The Stoic and the non-speciesist attitudes that I have acquired from reading do intersect. For one, Stoics denigrate affairs of the palate. I had (even pre-enlightenment) felt that the momentary taste of bacon could not be worth an animal’s suffering or life; a momentary taste should not be accorded much importance. Stoics are not slaves to appetites. Epictetus, by the way, considered meat as appropriate for wild animals and not for humans. A Stoic outlook also encourages thinking and not accepting or following the mentality of the herd. Seneca abhorred the slaughter of men and beasts in the Circus, although the “games” were considered a necessity for the Roman mob. He thought that watching the shows constituted punishment. I would say the same for visiting a factory farm or slaughterhouse. Come to think of it, we might consider it as an alternative to jail for all but the brutally-minded (murderers and such who might find it right up their alley).

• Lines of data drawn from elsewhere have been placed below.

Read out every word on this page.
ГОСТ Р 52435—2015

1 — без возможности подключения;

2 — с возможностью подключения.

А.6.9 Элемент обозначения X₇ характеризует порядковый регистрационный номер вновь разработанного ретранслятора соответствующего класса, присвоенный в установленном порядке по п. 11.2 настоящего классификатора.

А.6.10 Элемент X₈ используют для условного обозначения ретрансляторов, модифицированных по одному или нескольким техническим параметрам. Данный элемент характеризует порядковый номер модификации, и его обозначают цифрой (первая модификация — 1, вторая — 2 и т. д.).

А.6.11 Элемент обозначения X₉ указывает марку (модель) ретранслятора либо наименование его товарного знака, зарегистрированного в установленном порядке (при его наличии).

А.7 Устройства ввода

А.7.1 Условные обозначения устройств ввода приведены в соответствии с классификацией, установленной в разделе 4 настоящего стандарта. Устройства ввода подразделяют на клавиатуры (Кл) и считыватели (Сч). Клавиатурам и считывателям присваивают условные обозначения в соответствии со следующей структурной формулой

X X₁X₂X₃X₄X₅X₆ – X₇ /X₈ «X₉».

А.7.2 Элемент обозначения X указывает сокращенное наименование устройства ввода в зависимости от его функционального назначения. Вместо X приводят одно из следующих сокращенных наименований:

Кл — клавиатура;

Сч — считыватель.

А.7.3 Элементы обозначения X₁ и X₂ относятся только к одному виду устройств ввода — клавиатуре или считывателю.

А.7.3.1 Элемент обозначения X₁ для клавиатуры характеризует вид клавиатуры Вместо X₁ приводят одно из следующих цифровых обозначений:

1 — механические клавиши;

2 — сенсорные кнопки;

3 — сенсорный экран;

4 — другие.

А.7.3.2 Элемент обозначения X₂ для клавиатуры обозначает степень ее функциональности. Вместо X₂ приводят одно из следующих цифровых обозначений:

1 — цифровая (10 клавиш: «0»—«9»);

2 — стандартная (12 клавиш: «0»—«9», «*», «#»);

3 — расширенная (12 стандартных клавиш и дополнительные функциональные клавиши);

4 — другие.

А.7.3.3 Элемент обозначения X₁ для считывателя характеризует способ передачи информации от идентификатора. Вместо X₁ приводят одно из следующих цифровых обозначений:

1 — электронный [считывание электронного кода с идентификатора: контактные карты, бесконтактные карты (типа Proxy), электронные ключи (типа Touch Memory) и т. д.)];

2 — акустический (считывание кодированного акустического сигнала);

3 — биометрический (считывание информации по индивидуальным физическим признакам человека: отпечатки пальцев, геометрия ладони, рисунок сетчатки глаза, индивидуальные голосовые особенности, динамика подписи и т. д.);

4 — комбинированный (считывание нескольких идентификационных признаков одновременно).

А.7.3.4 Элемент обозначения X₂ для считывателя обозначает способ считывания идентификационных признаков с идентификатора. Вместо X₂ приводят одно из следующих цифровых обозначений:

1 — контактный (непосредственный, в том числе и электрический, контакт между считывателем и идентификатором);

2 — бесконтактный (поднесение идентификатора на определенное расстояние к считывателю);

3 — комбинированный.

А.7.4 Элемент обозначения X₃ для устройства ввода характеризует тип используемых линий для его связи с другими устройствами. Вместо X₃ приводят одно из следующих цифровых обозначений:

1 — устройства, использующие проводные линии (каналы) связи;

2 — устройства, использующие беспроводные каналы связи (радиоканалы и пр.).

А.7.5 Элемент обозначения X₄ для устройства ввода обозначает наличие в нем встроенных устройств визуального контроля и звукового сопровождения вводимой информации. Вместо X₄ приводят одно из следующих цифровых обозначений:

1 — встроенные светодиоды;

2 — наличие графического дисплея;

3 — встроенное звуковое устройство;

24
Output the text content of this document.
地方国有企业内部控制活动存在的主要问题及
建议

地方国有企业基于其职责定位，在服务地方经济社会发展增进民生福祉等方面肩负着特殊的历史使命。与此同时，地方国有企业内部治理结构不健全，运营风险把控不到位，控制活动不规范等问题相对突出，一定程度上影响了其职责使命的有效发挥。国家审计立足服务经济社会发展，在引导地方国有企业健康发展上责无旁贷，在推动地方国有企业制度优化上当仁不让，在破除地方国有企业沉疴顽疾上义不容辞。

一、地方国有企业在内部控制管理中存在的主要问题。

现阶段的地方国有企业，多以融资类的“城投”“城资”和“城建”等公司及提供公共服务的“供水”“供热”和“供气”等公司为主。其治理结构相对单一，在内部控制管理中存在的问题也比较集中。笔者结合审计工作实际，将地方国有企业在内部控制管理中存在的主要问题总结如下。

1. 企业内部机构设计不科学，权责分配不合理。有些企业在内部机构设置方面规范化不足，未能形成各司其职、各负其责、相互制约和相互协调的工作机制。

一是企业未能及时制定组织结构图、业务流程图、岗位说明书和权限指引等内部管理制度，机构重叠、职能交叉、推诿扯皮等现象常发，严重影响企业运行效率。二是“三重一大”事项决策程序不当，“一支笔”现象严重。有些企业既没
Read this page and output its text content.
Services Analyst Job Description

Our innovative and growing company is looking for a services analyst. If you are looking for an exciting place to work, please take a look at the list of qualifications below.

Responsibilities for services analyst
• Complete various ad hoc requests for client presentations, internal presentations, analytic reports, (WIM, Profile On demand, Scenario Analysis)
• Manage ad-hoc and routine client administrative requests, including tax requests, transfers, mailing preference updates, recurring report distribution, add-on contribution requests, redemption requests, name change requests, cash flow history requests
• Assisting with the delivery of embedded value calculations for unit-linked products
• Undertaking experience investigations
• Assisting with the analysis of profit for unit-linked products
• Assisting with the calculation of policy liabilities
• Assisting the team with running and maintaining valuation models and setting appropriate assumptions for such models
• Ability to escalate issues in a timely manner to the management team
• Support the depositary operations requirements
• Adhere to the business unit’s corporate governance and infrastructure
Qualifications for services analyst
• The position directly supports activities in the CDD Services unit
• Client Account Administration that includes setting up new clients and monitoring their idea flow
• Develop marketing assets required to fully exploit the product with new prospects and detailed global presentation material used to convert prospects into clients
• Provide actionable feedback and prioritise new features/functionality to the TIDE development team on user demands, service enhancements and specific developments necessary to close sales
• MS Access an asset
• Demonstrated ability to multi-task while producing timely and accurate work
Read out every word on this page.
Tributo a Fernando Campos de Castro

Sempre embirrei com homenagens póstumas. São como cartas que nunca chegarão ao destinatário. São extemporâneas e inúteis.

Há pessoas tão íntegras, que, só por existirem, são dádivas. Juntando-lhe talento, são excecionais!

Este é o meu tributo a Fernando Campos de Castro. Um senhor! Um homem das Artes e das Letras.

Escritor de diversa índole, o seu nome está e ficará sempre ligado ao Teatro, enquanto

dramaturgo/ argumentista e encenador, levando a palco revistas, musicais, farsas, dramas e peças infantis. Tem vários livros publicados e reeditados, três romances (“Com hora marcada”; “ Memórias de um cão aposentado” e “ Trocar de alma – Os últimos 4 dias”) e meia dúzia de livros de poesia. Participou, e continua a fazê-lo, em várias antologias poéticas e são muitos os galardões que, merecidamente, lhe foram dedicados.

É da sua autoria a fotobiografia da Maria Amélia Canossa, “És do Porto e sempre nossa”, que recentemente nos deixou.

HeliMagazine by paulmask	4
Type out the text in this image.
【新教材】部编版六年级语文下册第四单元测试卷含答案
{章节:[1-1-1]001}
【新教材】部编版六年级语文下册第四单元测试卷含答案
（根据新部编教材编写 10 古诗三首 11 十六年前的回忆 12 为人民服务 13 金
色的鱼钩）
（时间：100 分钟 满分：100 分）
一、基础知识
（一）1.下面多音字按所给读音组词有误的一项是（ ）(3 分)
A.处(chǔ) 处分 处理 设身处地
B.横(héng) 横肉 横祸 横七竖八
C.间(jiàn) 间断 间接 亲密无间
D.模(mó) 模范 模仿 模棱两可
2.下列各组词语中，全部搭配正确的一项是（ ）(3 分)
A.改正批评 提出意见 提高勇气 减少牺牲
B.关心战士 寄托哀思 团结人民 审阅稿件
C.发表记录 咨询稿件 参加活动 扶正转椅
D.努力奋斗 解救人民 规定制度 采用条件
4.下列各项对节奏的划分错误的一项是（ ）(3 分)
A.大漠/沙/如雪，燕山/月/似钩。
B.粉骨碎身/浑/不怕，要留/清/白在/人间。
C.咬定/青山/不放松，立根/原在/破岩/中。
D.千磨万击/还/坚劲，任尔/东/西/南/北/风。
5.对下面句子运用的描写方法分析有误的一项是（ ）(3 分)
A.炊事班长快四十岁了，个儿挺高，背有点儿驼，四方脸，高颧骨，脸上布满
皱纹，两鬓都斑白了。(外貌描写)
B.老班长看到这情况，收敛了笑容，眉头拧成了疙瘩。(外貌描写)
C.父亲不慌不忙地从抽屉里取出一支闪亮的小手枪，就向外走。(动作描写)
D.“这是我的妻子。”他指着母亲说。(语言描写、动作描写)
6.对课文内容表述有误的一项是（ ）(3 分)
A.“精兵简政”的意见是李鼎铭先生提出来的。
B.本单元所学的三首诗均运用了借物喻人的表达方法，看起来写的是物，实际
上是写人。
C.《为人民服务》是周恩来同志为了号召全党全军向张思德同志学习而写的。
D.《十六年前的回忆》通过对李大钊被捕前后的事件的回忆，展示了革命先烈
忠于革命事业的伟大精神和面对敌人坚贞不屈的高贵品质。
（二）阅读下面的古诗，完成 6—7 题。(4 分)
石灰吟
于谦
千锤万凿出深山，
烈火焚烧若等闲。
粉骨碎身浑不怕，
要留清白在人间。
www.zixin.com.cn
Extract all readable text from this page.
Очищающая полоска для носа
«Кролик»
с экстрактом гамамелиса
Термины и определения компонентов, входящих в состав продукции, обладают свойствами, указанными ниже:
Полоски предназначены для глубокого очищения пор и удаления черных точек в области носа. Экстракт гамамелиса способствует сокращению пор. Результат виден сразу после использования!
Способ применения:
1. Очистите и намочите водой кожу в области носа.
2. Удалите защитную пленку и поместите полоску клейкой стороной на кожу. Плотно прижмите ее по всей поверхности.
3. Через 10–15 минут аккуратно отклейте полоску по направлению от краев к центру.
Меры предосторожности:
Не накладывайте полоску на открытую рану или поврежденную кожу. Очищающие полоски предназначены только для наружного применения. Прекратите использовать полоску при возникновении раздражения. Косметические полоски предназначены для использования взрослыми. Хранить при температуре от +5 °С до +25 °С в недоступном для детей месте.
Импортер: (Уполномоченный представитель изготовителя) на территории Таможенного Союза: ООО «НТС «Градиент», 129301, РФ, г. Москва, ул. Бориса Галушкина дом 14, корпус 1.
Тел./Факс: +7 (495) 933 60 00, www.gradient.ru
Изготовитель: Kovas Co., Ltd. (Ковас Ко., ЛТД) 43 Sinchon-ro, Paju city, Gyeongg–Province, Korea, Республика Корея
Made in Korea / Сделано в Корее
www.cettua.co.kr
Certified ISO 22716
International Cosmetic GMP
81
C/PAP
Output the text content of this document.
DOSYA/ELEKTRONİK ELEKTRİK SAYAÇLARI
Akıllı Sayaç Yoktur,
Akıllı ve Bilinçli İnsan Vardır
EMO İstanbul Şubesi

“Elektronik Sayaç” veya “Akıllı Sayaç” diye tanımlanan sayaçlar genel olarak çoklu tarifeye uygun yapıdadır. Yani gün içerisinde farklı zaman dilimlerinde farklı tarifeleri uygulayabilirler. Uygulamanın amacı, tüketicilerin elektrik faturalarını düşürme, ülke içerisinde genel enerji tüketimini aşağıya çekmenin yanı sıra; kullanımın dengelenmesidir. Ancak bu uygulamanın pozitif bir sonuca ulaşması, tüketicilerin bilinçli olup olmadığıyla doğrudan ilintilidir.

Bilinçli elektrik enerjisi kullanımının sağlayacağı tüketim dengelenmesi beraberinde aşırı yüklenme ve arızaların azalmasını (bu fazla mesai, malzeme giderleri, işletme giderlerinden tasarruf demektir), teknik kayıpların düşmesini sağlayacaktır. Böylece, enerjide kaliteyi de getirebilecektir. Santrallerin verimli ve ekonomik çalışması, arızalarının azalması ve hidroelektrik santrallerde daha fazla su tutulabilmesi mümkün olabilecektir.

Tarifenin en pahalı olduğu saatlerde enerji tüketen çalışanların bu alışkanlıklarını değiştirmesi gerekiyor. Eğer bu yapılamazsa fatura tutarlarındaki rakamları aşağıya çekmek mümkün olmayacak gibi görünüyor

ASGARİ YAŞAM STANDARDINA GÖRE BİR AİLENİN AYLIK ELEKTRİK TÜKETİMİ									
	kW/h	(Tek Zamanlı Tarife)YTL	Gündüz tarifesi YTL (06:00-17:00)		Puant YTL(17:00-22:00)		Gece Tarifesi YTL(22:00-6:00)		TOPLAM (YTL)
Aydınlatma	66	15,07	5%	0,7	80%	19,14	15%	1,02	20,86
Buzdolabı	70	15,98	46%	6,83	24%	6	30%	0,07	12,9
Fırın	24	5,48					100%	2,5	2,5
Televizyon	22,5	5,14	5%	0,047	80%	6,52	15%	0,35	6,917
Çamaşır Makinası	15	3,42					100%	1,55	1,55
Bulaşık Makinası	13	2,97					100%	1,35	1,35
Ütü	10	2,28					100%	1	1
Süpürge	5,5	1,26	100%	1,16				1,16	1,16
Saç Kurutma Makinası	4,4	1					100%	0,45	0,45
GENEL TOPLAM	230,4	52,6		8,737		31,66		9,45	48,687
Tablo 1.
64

The Stoic attitude comes in very handy in facing the shortcomings of existence, and the knowledge of speciesism does underscore a vast human shortcoming. To deal with that reality, I remind myself to do what I can within my control and to not torment myself with matters beyond my control. I can no more stop the suffering today than Seneca could in his time and my ruminating on it into the wee hours of night is pointless thinking. Ruminating can best be offset by some action in the daylight however small—a letter written, a petition signed, an animal not eaten. Another Stoic approach to achieving tranquility is to realize how good your life is by reckoning how much worse it could easily be; just by the subtraction of one hundred years, current daily life is an entirely pleasant prospect. I enjoy unimaginable comforts and privileges that make my life seem like an Eden compared to the typical or even upper class life of past centuries. By the same token, if I include the existence of other species, my troubles are indeed trivial. How could I not feel tranquil in comparison? I am not crammed into a cage, at the mercy of strange other beings, cut off from my own kind, my young taken away prematurely, deprived of doing anything that comes naturally, and doomed to a frightful death. The insipid triviality of human affairs as compared to the suffering of other species strikes me forcibly all the time. The government can take my phone records; the price of something is going up – all the fodder of mundane human life is as nothing in comparison. Last, in the realization department, if I needed yet another proof of the non-existence of anything approaching a compassionate supreme being . . . but I don’t and no one really does.
I would not have written about these books on my college application essay. I would have had dinner with a friend to complain and eat some animal parts in a sauce. Better late than never and maybe even more to come.